Nathanson's Heights and the CSS Conjecture for Cayley Graphs

TL;DR

This paper extends the proof of the CSS conjecture for Cayley graphs of cyclic groups from prime to all positive integers by generalizing the concept of height.

Contribution

It generalizes the definition of height and proves the CSS conjecture for Cayley graphs of cyclic groups for any positive integer N.

Findings

CSS conjecture holds for Cayley graphs of cyclic groups for all positive integers N.

Extension of height concept to composite N.
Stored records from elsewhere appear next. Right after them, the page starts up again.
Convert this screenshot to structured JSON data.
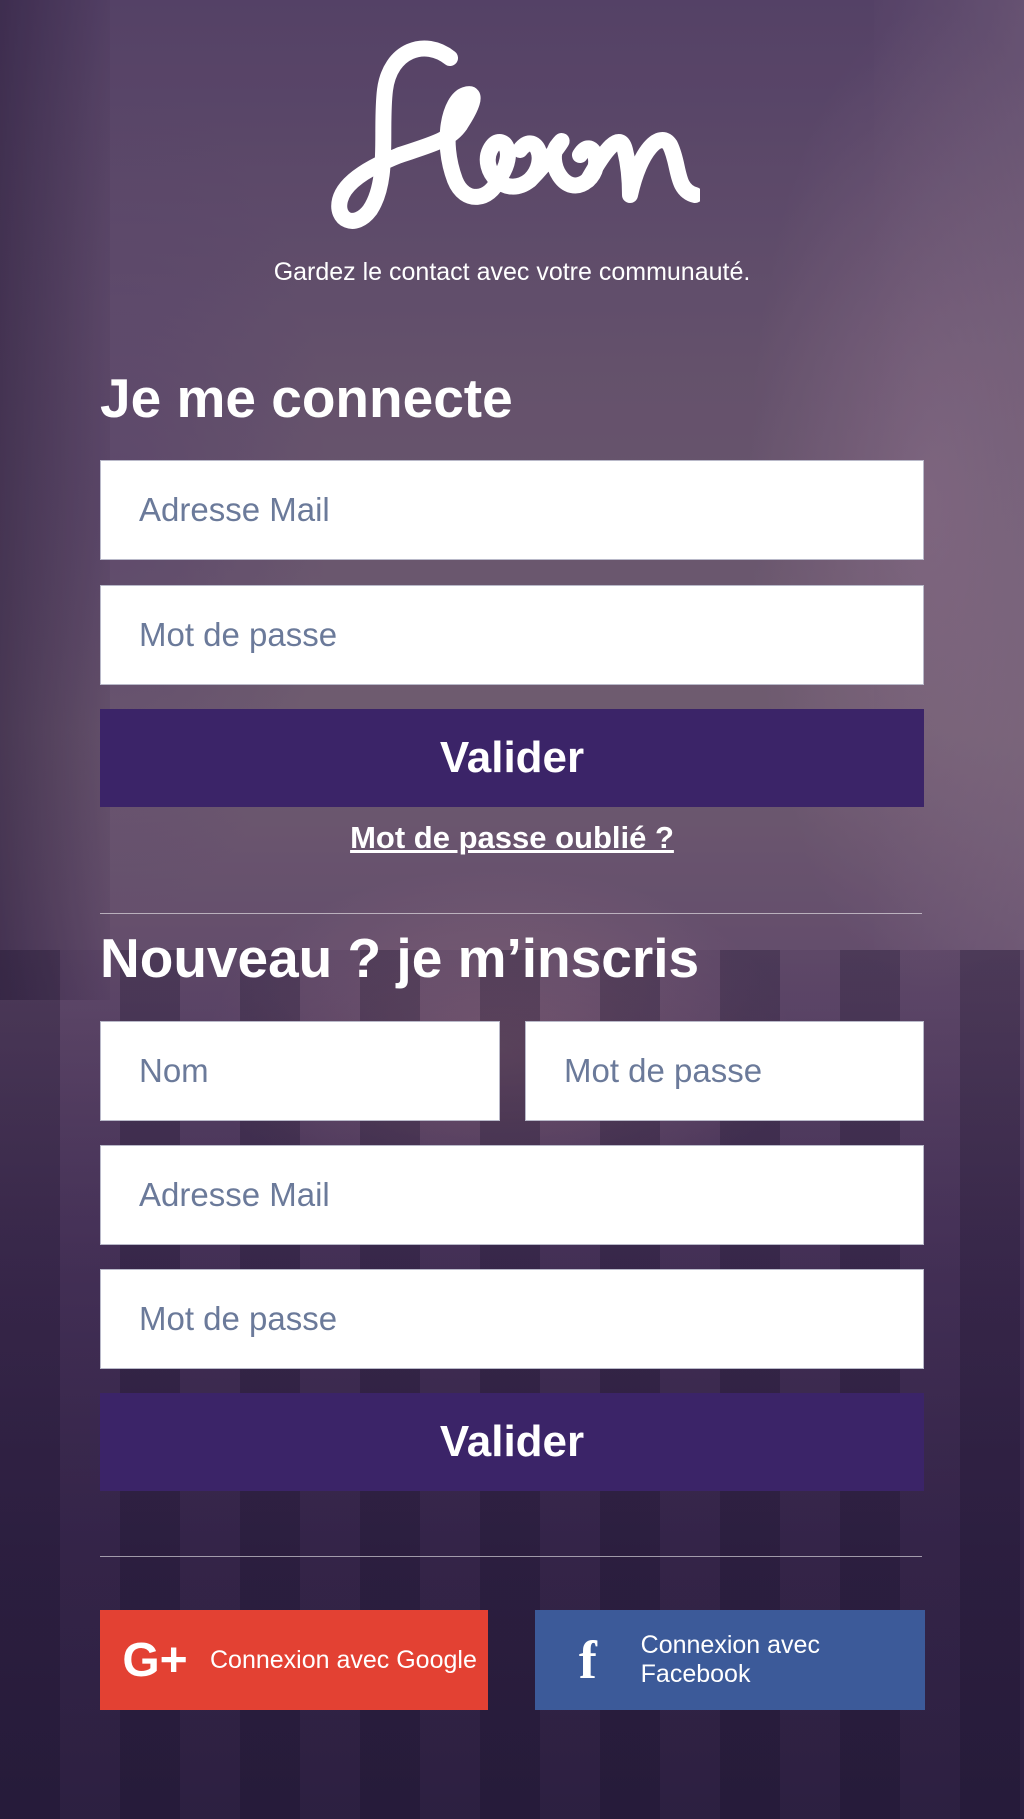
{
  "brand": {
    "tagline": "Gardez le contact avec votre communauté."
  },
  "login": {
    "heading": "Je me connecte",
    "email_placeholder": "Adresse Mail",
    "password_placeholder": "Mot de passe",
    "submit_label": "Valider",
    "forgot_label": "Mot de passe oublié ?"
  },
  "signup": {
    "heading": "Nouveau ? je m’inscris",
    "name_placeholder": "Nom",
    "password_placeholder_short": "Mot de passe",
    "email_placeholder": "Adresse Mail",
    "password_placeholder": "Mot de passe",
    "submit_label": "Valider"
  },
  "social": {
    "google": {
      "icon": "G+",
      "label": "Connexion avec Google",
      "color": "#e34133"
    },
    "facebook": {
      "icon": "f",
      "label": "Connexion avec Facebook",
      "color": "#3c5a99"
    }
  },
  "colors": {
    "primary_button": "#3b2468",
    "placeholder_text": "#6b7a9a"
  }
}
Verification of the conjecture beyond prime N.

Abstract

Let $G$ be a finite directed graph, $\beta(G)$ the minimum size of a subset $X$ of edges such that the graph $G' = (V,E \smallsetminus X)$ is directed acyclic and $\gamma(G)$ the number of pairs of nonadjacent vertices in the undirected graph obtained from $G$ by replacing each directed edge with an undirected edge. Chudnovsky, Seymour and Sullivan \cite{CSS07} proved that if $G$ is triangle-free, then $\beta(G) \leq \gamma(G)$. They conjectured a sharper bound (so called the "CSS conjecture") that $\beta(G) \leq \dfrac{\gamma(G)}{2}$. Nathanson and Sullivan verified this conjecture for the directed Cayley graph $\Cay(\bbZ/N\bbZ, E_A)$ whose vertex set is the additive group $\bbZ/N\bbZ$ and whose edge set $E_A$ is determined by $E_A = {(x,x+a) : x \in \bbZ/N\bbZ, a \in A}$ when $N$ is prime in \cite{NS07} by introducing "height". In this work, we extend the definition of height and the proof of CSS conjecture for $\Cay(\bbZ/N\bbZ, E_A)$ to any positive integer $N$.